Все хохочут раскатисто, и пуще всех Петрович, которому льстит внимание слушателей.
— А другой раз… я сам не видел, Родион сказывал… Достает он рыбу из сети в лодке, тянет это в лодку сеть, и только вот ленок блеснул из воды, как из-за кущей медведь… Хлоп бревном в воду, плывет за ленком. Родион взял весло, с испугу про винтовку забыл да-а как хлобыстнет его водой по роже… Тот взревел, на берег… посыпал, как из худого мешка, на версту дорогу проложил.
— А может, не он? Ты сам, Петрович, от него скакал, говоришь!
Снова хохот.
Ужин окончен. Разметав костер, все ложатся на раскаленную землю, застелив ее зелеными ветвями елок. По бокам, с четырех сторон, ровно, без искр, горят крестом сложенные бревна лиственниц. Все так же ровно, без искр, точно исполинские свечи, они будут гореть всю ночь.
Я беру ружье и спускаюсь на берег. Плещется рыба в воде.

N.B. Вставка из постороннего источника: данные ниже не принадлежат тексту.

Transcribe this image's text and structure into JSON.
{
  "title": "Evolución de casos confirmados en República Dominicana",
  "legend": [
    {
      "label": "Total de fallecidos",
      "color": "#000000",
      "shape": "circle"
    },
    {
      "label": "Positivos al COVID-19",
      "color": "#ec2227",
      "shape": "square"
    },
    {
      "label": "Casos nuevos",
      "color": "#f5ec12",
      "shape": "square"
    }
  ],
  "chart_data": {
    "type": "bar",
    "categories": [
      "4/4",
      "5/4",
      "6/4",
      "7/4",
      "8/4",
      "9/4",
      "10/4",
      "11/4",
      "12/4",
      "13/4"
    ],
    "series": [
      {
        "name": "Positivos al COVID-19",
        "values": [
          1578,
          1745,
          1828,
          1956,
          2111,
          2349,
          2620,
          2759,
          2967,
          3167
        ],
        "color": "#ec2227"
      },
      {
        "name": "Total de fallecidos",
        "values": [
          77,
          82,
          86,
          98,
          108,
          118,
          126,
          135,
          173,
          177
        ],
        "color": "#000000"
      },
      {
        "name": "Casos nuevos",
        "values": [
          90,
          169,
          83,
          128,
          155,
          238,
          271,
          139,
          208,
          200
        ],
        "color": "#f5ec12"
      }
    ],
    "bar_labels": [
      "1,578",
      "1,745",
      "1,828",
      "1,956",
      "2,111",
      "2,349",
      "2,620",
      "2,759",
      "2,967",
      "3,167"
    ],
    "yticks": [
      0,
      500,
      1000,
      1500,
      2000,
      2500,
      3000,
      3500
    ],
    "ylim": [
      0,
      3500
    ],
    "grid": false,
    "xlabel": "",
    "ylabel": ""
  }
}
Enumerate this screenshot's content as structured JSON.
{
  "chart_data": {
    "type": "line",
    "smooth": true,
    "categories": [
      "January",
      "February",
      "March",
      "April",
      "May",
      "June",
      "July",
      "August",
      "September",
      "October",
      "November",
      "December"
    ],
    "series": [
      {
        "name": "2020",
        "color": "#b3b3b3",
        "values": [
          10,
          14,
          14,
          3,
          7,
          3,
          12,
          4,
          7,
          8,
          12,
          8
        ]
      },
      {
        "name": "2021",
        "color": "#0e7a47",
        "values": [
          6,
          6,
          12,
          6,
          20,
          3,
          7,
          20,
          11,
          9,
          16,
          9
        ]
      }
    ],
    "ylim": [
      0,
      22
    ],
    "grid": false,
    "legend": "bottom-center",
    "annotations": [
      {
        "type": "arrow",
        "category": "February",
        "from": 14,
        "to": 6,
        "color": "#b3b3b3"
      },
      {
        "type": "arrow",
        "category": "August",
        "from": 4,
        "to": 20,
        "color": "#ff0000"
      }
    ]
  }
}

Тихо, избегая малейшего шороха, шагаю по мягкому песку береговой полоски. Глаза, ослепленные светом костра, плохо различают окружающее. Пугающими черными сугробами тянутся по берегу кусты. Прохожу осторожно, не задевая их. Смотрю вверх. На высоком гребне скал, стоящих огромной, нескончаемой стеной над речкой, чуть розовеющая полоска прозрачного воздуха. На ней крупным кружевом ясно и четко вырисовываются линии утесов и одинокие кусты. Я стою, завороженный этой розоватой, ясной полоской, и с затаенной жадностью охватываю взглядом громаду скал, каменным узором покойно отдыхающую в вышине. Тихо. Секунды капают неслышно и величаво. Где-то у черных подножий скал, над темной, еле поблескивающей рекой, жалобно и тревожно заскулил белобрюхий куличок-перевозчик. С коротким плачем перелетел — и смолк. Полоска воздуха вверху незаметно тускнеет, пряча четкие очертания камней. Глаза не хотят оторваться от их завораживающей громады.
Вдруг, пронизывая острой, неожиданной жутью, в светлой выемке самого высокого выступа утесов в прозрачную полосу воздуха бесшумно надвинулось что-то живое. Вижу, ощущаю: животное, изюбрь. Вот еле уловимой паутиной застыли в воздухе его рога. Остро ощущаю напряженную, упругую стойку сибирского оленя. Повернулся. Опять застыл. Как далеко до него! И как волнующе близок его живой силуэт. Все спит. Даже однообразный шум реки угасает вдали ворчливой лаской. И в этой пустынной тишине завороженных пространств длящееся мгновенье: человек и изюбрь. Зверь человека не видит, он спрятан под густой темнотой береговых деревьев, изюбрь отражен в человеческом зрачке, отражен весь, таким, как он застыл в эту секунду там, на скале, охваченный прозрачной высью.